Asian Posted December 13, 2006 Posted December 13, 2006 Is there a certain strategy or way to solve these because they take a really long time. Im sure this stratgey would also work for inverse matricies.
CPL.Luke Posted December 13, 2006 Posted December 13, 2006 row reduction, when the left columns become the Identity matrix the system is solved. there's really no other way to do it, in practice you always have a calculator or computer do it for you.
Asian Posted December 13, 2006 Author Posted December 13, 2006 yea i know that, but they take a while, and for my test on monday my teacher is going to make us do it by "hand", so thats why i asked
CPL.Luke Posted December 13, 2006 Posted December 13, 2006 ah, for that you just need to take it slow. and check each step. A single mistake can make it so that the entire thing is bunk.
Dave Posted December 13, 2006 Posted December 13, 2006 Row-reduction is pretty much the only way of solving these.
EvoN1020v Posted December 14, 2006 Posted December 14, 2006 I second that. Gaussian or Gaussian-Jordan Elimination is the only way.
D H Posted December 14, 2006 Posted December 14, 2006 To say Gauss-Jordan elimination is the only way is a bit strong, to say the least. I rarely use Guass-Jordan elimination, and I deal with matrices a lot. I frequently use various decomposition techniques: LU, Cholesky, QR, SVD, ... Guass-Jordan elimination is the only way to do it by hand, perhaps.
Dave Posted December 14, 2006 Posted December 14, 2006 Yes, I think that's probably the best thing to say.
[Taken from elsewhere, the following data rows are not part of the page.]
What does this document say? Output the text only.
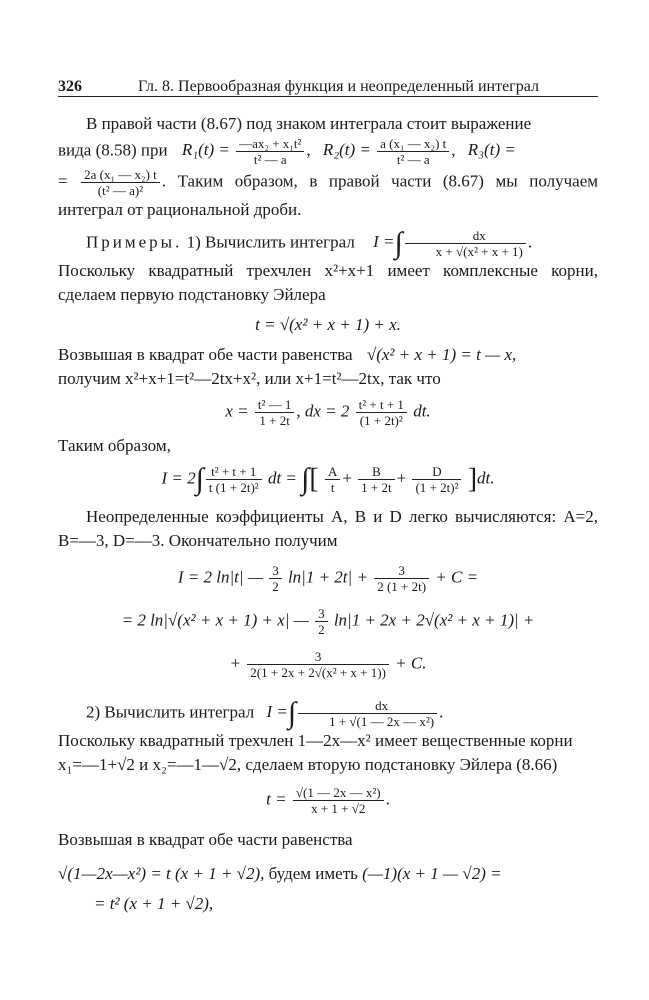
326	Гл. 8. Первообразная функция и неопределенный интеграл

В правой части (8.67) под знаком интеграла стоит выражение

вида (8.58) при $R_1(t) = \frac{\text{—ax₂ + x₁t²}}{\text{t² — a}}$ , $R_2(t) = \frac{\text{a (x₁ — x₂) t}}{\text{t² — a}}$ , R₃(t) =

= $\frac{\text{2a (x₁ — x₂) t}}{\text{(t² — a)²}}$ . Таким образом, в правой части (8.67) мы получаем интеграл от рациональной дроби.

Примеры. 1) Вычислить интеграл I =∫ $\frac{dx}{\text{x + √(x² + x + 1)}}$ .

Поскольку квадратный трехчлен x²+x+1 имеет комплексные корни, сделаем первую подстановку Эйлера

t = √(x² + x + 1) + x.

Возвышая в квадрат обе части равенства √(x² + x + 1) = t — x,

получим x²+x+1=t²—2tx+x², или x+1=t²—2tx, так что

$x = \frac{\text{t² — 1}}{1 + 2t}$ , dx = $2 \frac{\text{t² + t + 1}}{\text{(1 + 2t)²}}$ dt.

Таким образом,

$I = 2\int \frac{\text{t² + t + 1}}{\text{t (1 + 2t)²}}$ dt = ∫[ $\frac{A}{t} + \frac{B}{1 + 2t} + \frac{D}{\text{(1 + 2t)²}} ]dt$.

Неопределенные коэффициенты A, B и D легко вычисляются: A=2, B=—3, D=—3. Окончательно получим

I = 2 ln|t| — $\frac{3}{2} \ln|1 + 2t| + \frac{3}{2 (1 + 2t)} + C$ =

= 2 ln|√(x² + x + 1) + x| — $\frac{3}{2} \ln|1 + 2x + 2√(x^2 + x + 1)|$ +

+ $\frac{3}{\text{2(1 + 2x + 2√(x² + x + 1))}} + C$.

2) Вычислить интеграл I =∫ $\frac{dx}{\text{1 + √(1 — 2x — x²)}}$ .

Поскольку квадратный трехчлен 1—2x—x² имеет вещественные корни

x₁=—1+√2 и x₂=—1—√2, сделаем вторую подстановку Эйлера (8.66)

$t = \frac{\text{√(1 — 2x — x²)}}{x + 1 + √2}$ .

Возвышая в квадрат обе части равенства

√(1—2x—x²) = t (x + 1 + √2), будем иметь (—1)(x + 1 — √2) =

= t² (x + 1 + √2),
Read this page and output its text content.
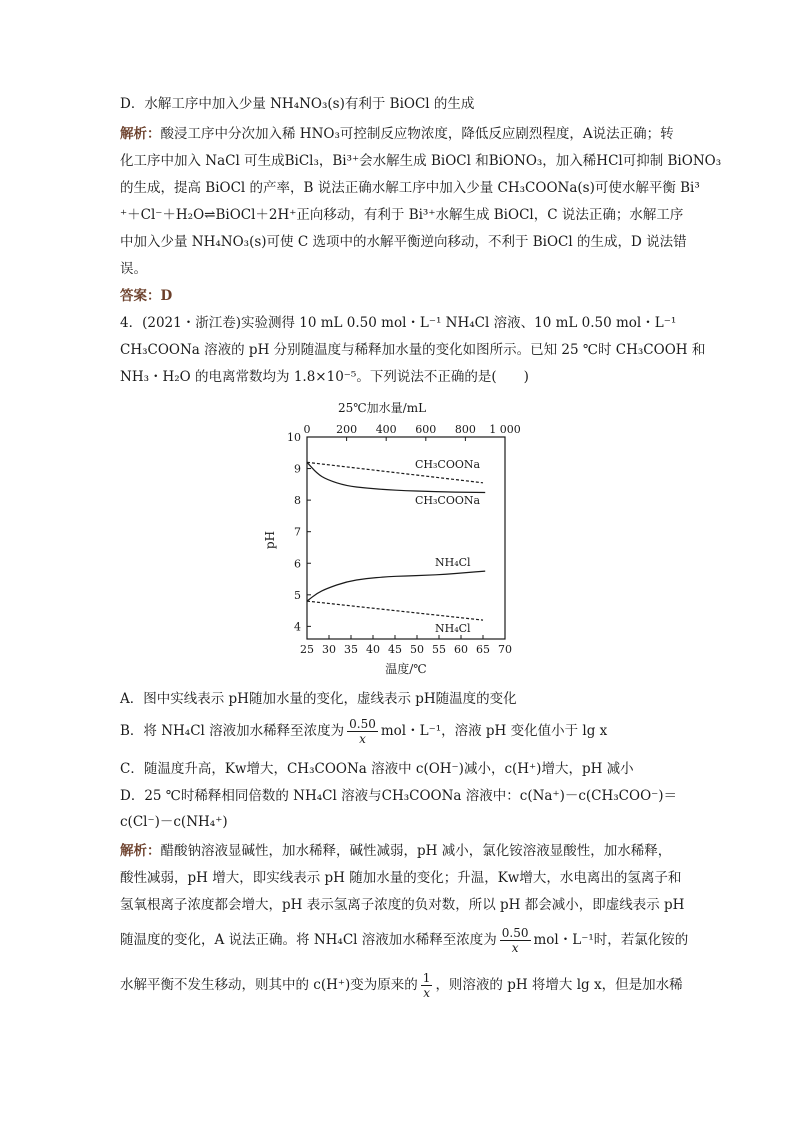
D．水解工序中加入少量 NH₄NO₃(s)有利于 BiOCl 的生成
解析：酸浸工序中分次加入稀 HNO₃可控制反应物浓度，降低反应剧烈程度，A说法正确；转
化工序中加入 NaCl 可生成BiCl₃，Bi³⁺会水解生成 BiOCl 和BiONO₃，加入稀HCl可抑制 BiONO₃
的生成，提高 BiOCl 的产率，B 说法正确水解工序中加入少量 CH₃COONa(s)可使水解平衡 Bi³
⁺＋Cl⁻＋H₂O⇌BiOCl＋2H⁺正向移动，有利于 Bi³⁺水解生成 BiOCl，C 说法正确；水解工序
中加入少量 NH₄NO₃(s)可使 C 选项中的水解平衡逆向移动，不利于 BiOCl 的生成，D 说法错
误。
答案：D
4．(2021・浙江卷)实验测得 10 mL 0.50 mol・L⁻¹ NH₄Cl 溶液、10 mL 0.50 mol・L⁻¹
CH₃COONa 溶液的 pH 分别随温度与稀释加水量的变化如图所示。已知 25 ℃时 CH₃COOH 和
NH₃・H₂O 的电离常数均为 1.8×10⁻⁵。下列说法不正确的是(　　)
25℃加水量/mL
25 30 35 40 45 50 55 60 65 70
0 200 400 600 800 1 000
4
5
6
7
8
9
10
pH
温度/℃
CH₃COONa
CH₃COONa
NH₄Cl
NH₄Cl
A．图中实线表示 pH随加水量的变化，虚线表示 pH随温度的变化
B．将 NH₄Cl 溶液加水稀释至浓度为 $\frac{0.50}{x}$ mol・L⁻¹，溶液 pH 变化值小于 lg x
C．随温度升高，Kw增大，CH₃COONa 溶液中 c(OH⁻)减小，c(H⁺)增大，pH 减小
D．25 ℃时稀释相同倍数的 NH₄Cl 溶液与CH₃COONa 溶液中：c(Na⁺)－c(CH₃COO⁻)＝
c(Cl⁻)－c(NH₄⁺)
解析：醋酸钠溶液显碱性，加水稀释，碱性减弱，pH 减小，氯化铵溶液显酸性，加水稀释，
酸性减弱，pH 增大，即实线表示 pH 随加水量的变化；升温，Kw增大，水电离出的氢离子和
氢氧根离子浓度都会增大，pH 表示氢离子浓度的负对数，所以 pH 都会减小，即虚线表示 pH
随温度的变化，A 说法正确。将 NH₄Cl 溶液加水稀释至浓度为 $\frac{0.50}{x}$ mol・L⁻¹时，若氯化铵的
水解平衡不发生移动，则其中的 c(H⁺)变为原来的 $\frac{1}{x}$ ，则溶液的 pH 将增大 lg x，但是加水稀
I don't think that people would generally ask for one to do LU decomposition on a matrix by hand in exam conditions
EvoN1020v Posted December 15, 2006 Posted December 15, 2006 LU Decomposition is a mulitple of lower triangle and upper triangle matrices, so it does not produce the reduced matrix.
CPL.Luke Posted December 15, 2006 Posted December 15, 2006 it is however a mehtod for solving systems of equations... which is what the poster originally asked, personally I don't see how it really benfits the user as you can solve an upper triangular matrix U using backsubstitution. maye I' missing part of its ability.
Bignose Posted December 15, 2006 Posted December 15, 2006 Speaking computationally, straight LU decomposition usually doesn't save much at all. But, there are incomplete LU decomposition algorithms that are much faster and usually give results that can be tuned in accuracy (whether you want 0.1% error or 0.001% or something else, for example). These are used for a lot of computational simulations -- especially when the linear system is an approximation of a non-linear system. In that case, you do not need to solve the linear system to really high accuracy (like a complete LU or Gaussion Elimination would), because that approximated linear solution is going to be used as the latest guess in the iterative method needed to solve the nonlinear problem.